Figure 8 displays the monofilament tensile strength of samples prepared under different H₂ flow rates. The results clearly demonstrate that as the H₂ flow rate increases, the tensile strength of the CNTs/CF reinforcement continuously improves. This indicates that higher H₂ flow rates lead to more complete reduction of the catalyst, resulting in greater CNT growth and consequently higher tensile strength of the obtained samples. The maximum tensile strength of 4.61 ± 0.61 GPa (mean ± standard deviation, n = 40) GPa (an 8.7% increase compared to desized CF) was achieved at a H₂ flow rate of 0.45 L/min. However, when the H₂ flow rate reached 0.6 L/min, the tensile strength decreased due to catalytic hydrogenation of carbon (forming CH₄) and etching of nanotubes. This reduced the quantity of grown CNTs, thereby diminishing their reinforcing and surface-repairing effects on the CFs.

4. Conclusions

CVD process parameters significantly influence the growth characteristics of CNTs and the resulting mechanical properties of CNTs/CF composites. Through systematic investigation using a continuous process with Fe-Ni bimetallic catalyst, we established that an optimal balance between CVD temperature and hydrogen flow rate is crucial for achieving high-performance reinforcements.
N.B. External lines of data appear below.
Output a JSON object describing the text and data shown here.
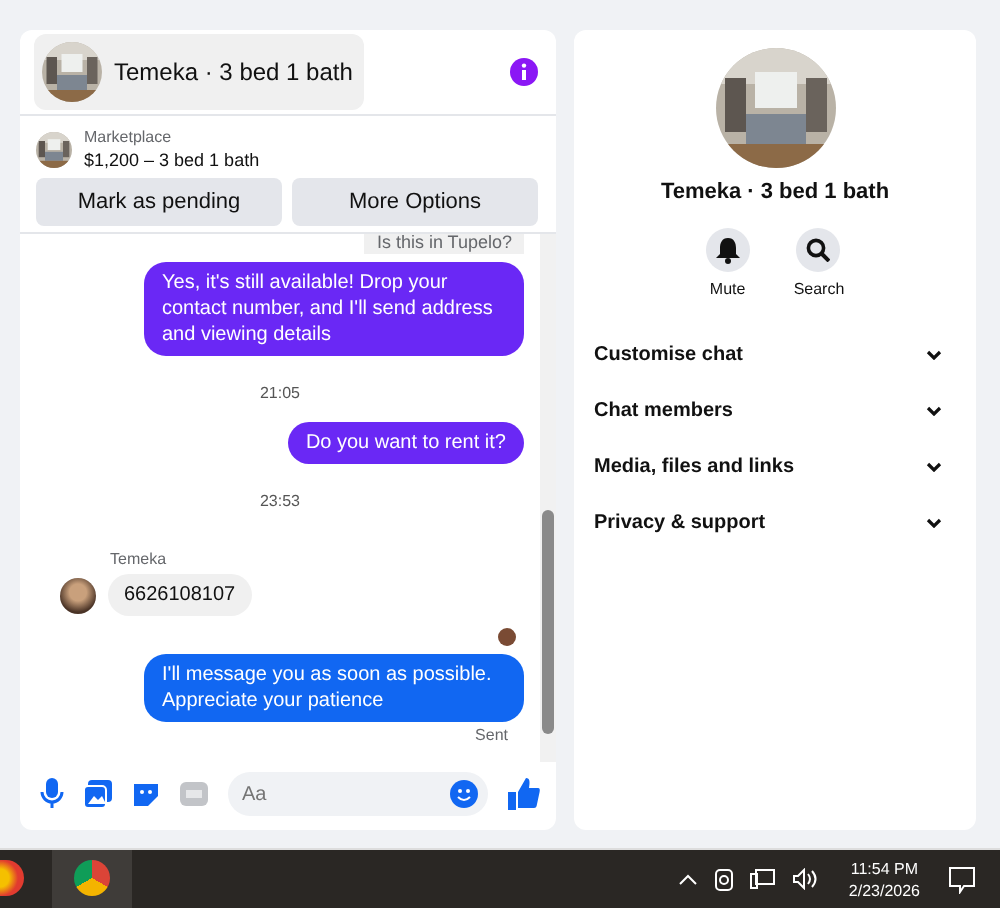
{
  "chat": {
    "title": "Temeka · 3 bed 1 bath",
    "listing": {
      "source": "Marketplace",
      "summary": "$1,200 – 3 bed 1 bath"
    },
    "actions": [
      "Mark as pending",
      "More Options"
    ],
    "messages": [
      {
        "kind": "incoming-cut",
        "text": "Is this in Tupelo?"
      },
      {
        "kind": "outgoing",
        "text": "Yes, it's still available! Drop your contact number, and I'll send address and viewing details",
        "color": "#6a28f5"
      },
      {
        "kind": "time",
        "text": "21:05"
      },
      {
        "kind": "outgoing",
        "text": "Do you want to rent it?",
        "color": "#6a28f5"
      },
      {
        "kind": "time",
        "text": "23:53"
      },
      {
        "kind": "sender",
        "text": "Temeka"
      },
      {
        "kind": "incoming",
        "text": "6626108107"
      },
      {
        "kind": "read"
      },
      {
        "kind": "outgoing",
        "text": "I'll message you as soon as possible. Appreciate your patience",
        "color": "#1167f2"
      },
      {
        "kind": "status",
        "text": "Sent"
      }
    ],
    "composer": {
      "placeholder": "Aa"
    }
  },
  "details": {
    "title": "Temeka · 3 bed 1 bath",
    "quick_actions": [
      {
        "kind": "mute",
        "label": "Mute"
      },
      {
        "kind": "search",
        "label": "Search"
      }
    ],
    "sections": [
      {
        "label": "Customise chat",
        "expanded": false
      },
      {
        "label": "Chat members",
        "expanded": false
      },
      {
        "label": "Media, files and links",
        "expanded": false
      },
      {
        "label": "Privacy & support",
        "expanded": false
      }
    ]
  },
  "taskbar": {
    "time": "11:54 PM",
    "date": "2/23/2026"
  }
}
The experimental results reveal that 550 °C represents the optimal growth temperature, where the catalyst activity reaches its peak to promote dense CNT growth while maintaining good graphitization, resulting in a maximum tensile strength improvement of 8.7% compared to desized CF. Regarding the growth atmosphere, the hydrogen flow rate of 0.45 L/min with fixed C₂H₂ at 0.3 L/min produces composites with optimal graphitization and mechanical properties, while excessive hydrogen flow leads to reduced CNT growth efficiency. The developed continuous process proves particularly effective when combining the Fe-Ni catalyst system with these optimized parameters (550 °C, H₂: C₂H₂ = 0.45 L/min: 0.3 L/min), yielding CNTs/CF reinforcements with superior CNT growth morphology and significantly enhanced mechanical performance. These findings provide important insights into the scalable production of high-quality CNT-reinforced composites through precise control of CVD conditions, establishing clear process–property relationships that can guide future optimization efforts in CF-reinforced composites development.